There were no enemies on the supply road. Dinosaurs and Legions both kept their distance from clear-cut areas with human habitation. That was great for the Centurions supply chain. Not so great for people wanting to get into fights and score EXP. Still, it meant we made the seemingly long trip in record time. By alternating walking and sprinting, I got us to within spitting distance of Camp Goldrush within five hours.

A funny feeling started tickling the back of my brainstem when the smell of the place blew down to us on the wind. We weren’t within sight of the gates just yet, but we sure as hell were within smell of it.

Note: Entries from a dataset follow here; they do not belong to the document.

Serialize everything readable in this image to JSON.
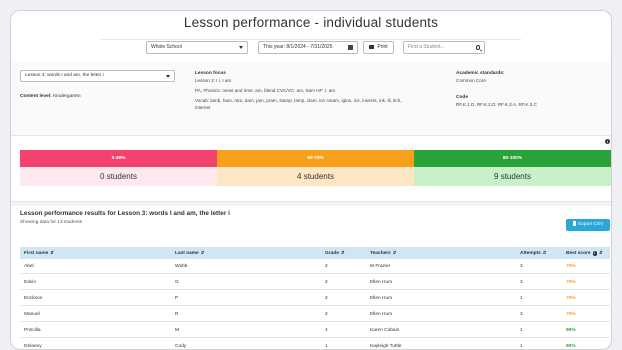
{
  "page": {
    "title": "Lesson performance - individual students"
  },
  "filters": {
    "school": "Whole School",
    "date_range": "This year: 8/1/2024 - 7/31/2025",
    "print_label": "Print",
    "search_placeholder": "Find a Student..."
  },
  "lesson": {
    "selected": "Lesson 3: words I and am, the letter i",
    "content_level_label": "Content level:",
    "content_level_value": "Kindergarten",
    "focus_heading": "Lesson focus",
    "focus_lines": [
      "Lesson 3: I i, I am",
      "PA, Phonics: onset and rime: am, blend CVC/VC: am, Sam HF: I, am",
      "Vocab: lamb, ham, ram, dam, jam, pram, stamp, lamp, clam, ice cream, igloo, ice, insects, ink, ill, itch,",
      "internet"
    ],
    "standards_heading": "Academic standards:",
    "standards_value": "Common Core",
    "code_heading": "Code",
    "code_value": "RF.K.1.D, RF.K.2.D, RF.K.3.A, RF.K.3.C"
  },
  "summary": {
    "bands": [
      {
        "label": "0-49%",
        "count": "0 students",
        "color": "#f2436f",
        "bg": "#fde8ee"
      },
      {
        "label": "50-79%",
        "count": "4 students",
        "color": "#f7a11b",
        "bg": "#fde6c4"
      },
      {
        "label": "80-100%",
        "count": "9 students",
        "color": "#2aa33b",
        "bg": "#c8f1c9"
      }
    ]
  },
  "results": {
    "title": "Lesson performance results for Lesson 3: words I and am, the letter i",
    "subtitle": "Showing data for 13 students",
    "export_label": "Export CSV",
    "columns": [
      "First name",
      "Last name",
      "Grade",
      "Teachers",
      "Attempts",
      "Best score"
    ],
    "rows": [
      {
        "first": "Abel",
        "last": "Webb",
        "grade": "2",
        "teacher": "M Frazier",
        "attempts": "3",
        "score": "70%"
      },
      {
        "first": "Edvin",
        "last": "G",
        "grade": "2",
        "teacher": "Ellen Hum",
        "attempts": "3",
        "score": "70%"
      },
      {
        "first": "Erickson",
        "last": "P",
        "grade": "2",
        "teacher": "Ellen Hum",
        "attempts": "1",
        "score": "70%"
      },
      {
        "first": "Manuel",
        "last": "R",
        "grade": "2",
        "teacher": "Ellen Hum",
        "attempts": "3",
        "score": "70%"
      },
      {
        "first": "Priscilla",
        "last": "M",
        "grade": "4",
        "teacher": "Karen Cobain",
        "attempts": "1",
        "score": "90%"
      },
      {
        "first": "Delaney",
        "last": "Cody",
        "grade": "1",
        "teacher": "Kayleigh Tuttle",
        "attempts": "1",
        "score": "90%"
      }
    ],
    "score_colors": {
      "mid": "#f7a11b",
      "high": "#2aa33b"
    }
  }
}
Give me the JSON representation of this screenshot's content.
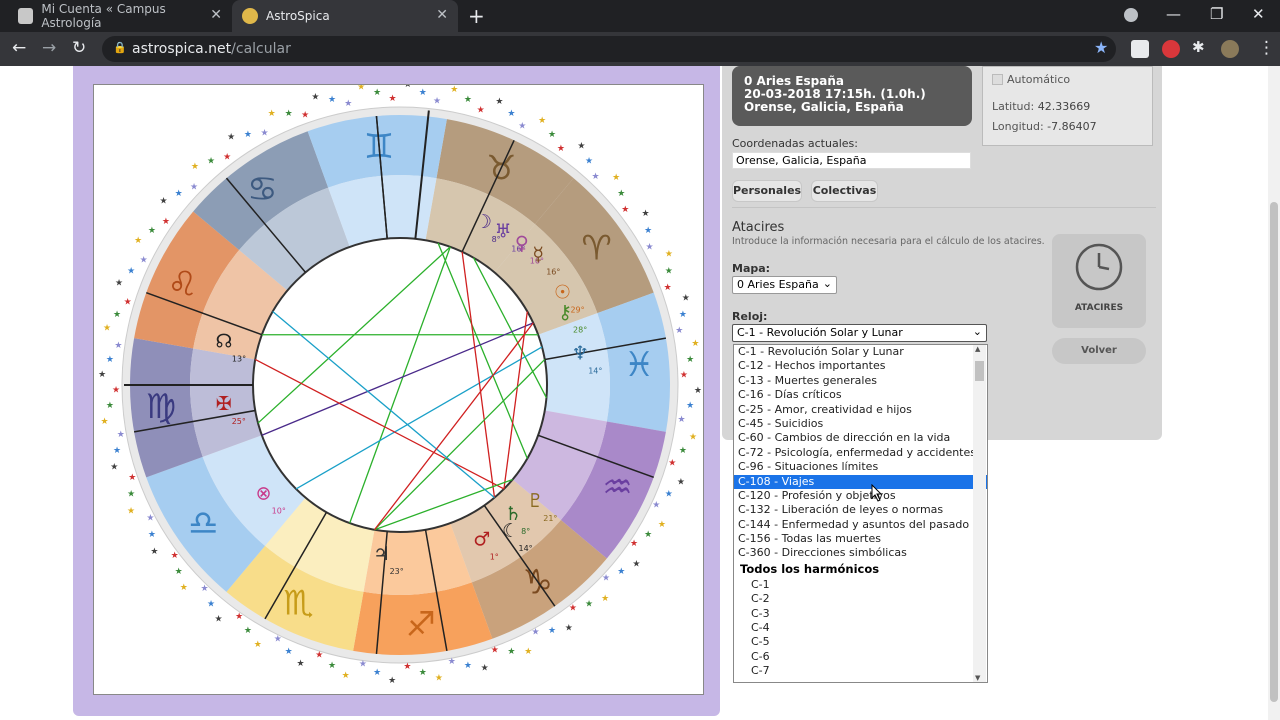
{
  "browser": {
    "tabs": [
      {
        "title": "Mi Cuenta « Campus Astrología",
        "active": false
      },
      {
        "title": "AstroSpica",
        "active": true
      }
    ],
    "url_host": "astrospica.net",
    "url_path": "/calcular"
  },
  "chart_card": {
    "name": "0 Aries España",
    "datetime": "20-03-2018 17:15h. (1.0h.)",
    "place": "Orense, Galicia, España"
  },
  "coords": {
    "auto_label": "Automático",
    "lat_label": "Latitud:",
    "lat_value": "42.33669",
    "lon_label": "Longitud:",
    "lon_value": "-7.86407"
  },
  "current": {
    "label": "Coordenadas actuales:",
    "value": "Orense, Galicia, España"
  },
  "buttons": {
    "personales": "Personales",
    "colectivas": "Colectivas",
    "atacires": "ATACIRES",
    "volver": "Volver"
  },
  "atacires": {
    "title": "Atacires",
    "desc": "Introduce la información necesaria para el cálculo de los atacires.",
    "mapa_label": "Mapa:",
    "mapa_value": "0 Aries España",
    "reloj_label": "Reloj:",
    "reloj_value": "C-1 - Revolución Solar y Lunar"
  },
  "dropdown": {
    "options": [
      "C-1 - Revolución Solar y Lunar",
      "C-12 - Hechos importantes",
      "C-13 - Muertes generales",
      "C-16 - Días críticos",
      "C-25 - Amor, creatividad e hijos",
      "C-45 - Suicidios",
      "C-60 - Cambios de dirección en la vida",
      "C-72 - Psicología, enfermedad y accidentes",
      "C-96 - Situaciones límites",
      "C-108 - Viajes",
      "C-120 - Profesión y objetivos",
      "C-132 - Liberación de leyes o normas",
      "C-144 - Enfermedad y asuntos del pasado",
      "C-156 - Todas las muertes",
      "C-360 - Direcciones simbólicas"
    ],
    "selected_index": 9,
    "group_label": "Todos los harmónicos",
    "harmonics": [
      "C-1",
      "C-2",
      "C-3",
      "C-4",
      "C-5",
      "C-6",
      "C-7"
    ]
  },
  "wheel": {
    "signs": [
      {
        "glyph": "♉",
        "color": "#b59c7e",
        "inner": "#d6c6ae",
        "ink": "#7a5a30"
      },
      {
        "glyph": "♈",
        "color": "#b59c7e",
        "inner": "#d6c6ae",
        "ink": "#7a5a30"
      },
      {
        "glyph": "♓",
        "color": "#a6cdf0",
        "inner": "#cfe4f8",
        "ink": "#3d86c6"
      },
      {
        "glyph": "♒",
        "color": "#a989c9",
        "inner": "#cdb8e0",
        "ink": "#6a3fa0"
      },
      {
        "glyph": "♑",
        "color": "#c9a27c",
        "inner": "#e2c8ae",
        "ink": "#7a4a20"
      },
      {
        "glyph": "♐",
        "color": "#f7a15c",
        "inner": "#fbc99c",
        "ink": "#c8661b"
      },
      {
        "glyph": "♏",
        "color": "#f8dd8a",
        "inner": "#fbeebf",
        "ink": "#c79c19"
      },
      {
        "glyph": "♎",
        "color": "#a6cdf0",
        "inner": "#cfe4f8",
        "ink": "#3d86c6"
      },
      {
        "glyph": "♍",
        "color": "#8f8fb9",
        "inner": "#bdbdd8",
        "ink": "#3a3a80"
      },
      {
        "glyph": "♌",
        "color": "#e39566",
        "inner": "#efc4a6",
        "ink": "#b04a18"
      },
      {
        "glyph": "♋",
        "color": "#8c9db5",
        "inner": "#bcc8d8",
        "ink": "#3d5a80"
      },
      {
        "glyph": "♊",
        "color": "#a6cdf0",
        "inner": "#cfe4f8",
        "ink": "#3d86c6"
      }
    ],
    "planets": [
      {
        "glyph": "♅",
        "deg": "16°",
        "color": "#6a3fa0"
      },
      {
        "glyph": "♀",
        "deg": "16°",
        "color": "#a04a9a"
      },
      {
        "glyph": "☿",
        "deg": "16°",
        "color": "#7a4a20"
      },
      {
        "glyph": "☽",
        "deg": "8°",
        "color": "#4a2a8a"
      },
      {
        "glyph": "☉",
        "deg": "29°",
        "color": "#c8661b"
      },
      {
        "glyph": "⚷",
        "deg": "28°",
        "color": "#4a8a2a"
      },
      {
        "glyph": "♆",
        "deg": "14°",
        "color": "#2a6a9a"
      },
      {
        "glyph": "♇",
        "deg": "21°",
        "color": "#8a6a20"
      },
      {
        "glyph": "♄",
        "deg": "8°",
        "color": "#2a6a2a"
      },
      {
        "glyph": "☾",
        "deg": "14°",
        "color": "#222"
      },
      {
        "glyph": "♂",
        "deg": "1°",
        "color": "#b02020"
      },
      {
        "glyph": "♃",
        "deg": "23°",
        "color": "#333"
      },
      {
        "glyph": "⊗",
        "deg": "10°",
        "color": "#c83a8a"
      },
      {
        "glyph": "✠",
        "deg": "25°",
        "color": "#b02020"
      },
      {
        "glyph": "☊",
        "deg": "13°",
        "color": "#222"
      }
    ]
  }
}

“Fucking hell.” I dropped my head and snorted, padding along the forest floor. “This place we’re heading to? It smells like a damn garbage dump.”

“I don’t smell anything.” Angel was a tense weight on my back, one rifle braced against her thigh.

“Well, I sure as hell do. Rotten food scraps, human shit, dogs, used socks. And I don’t mean socks used inside of shoes. The guys here have been jerking it into the next millennium.”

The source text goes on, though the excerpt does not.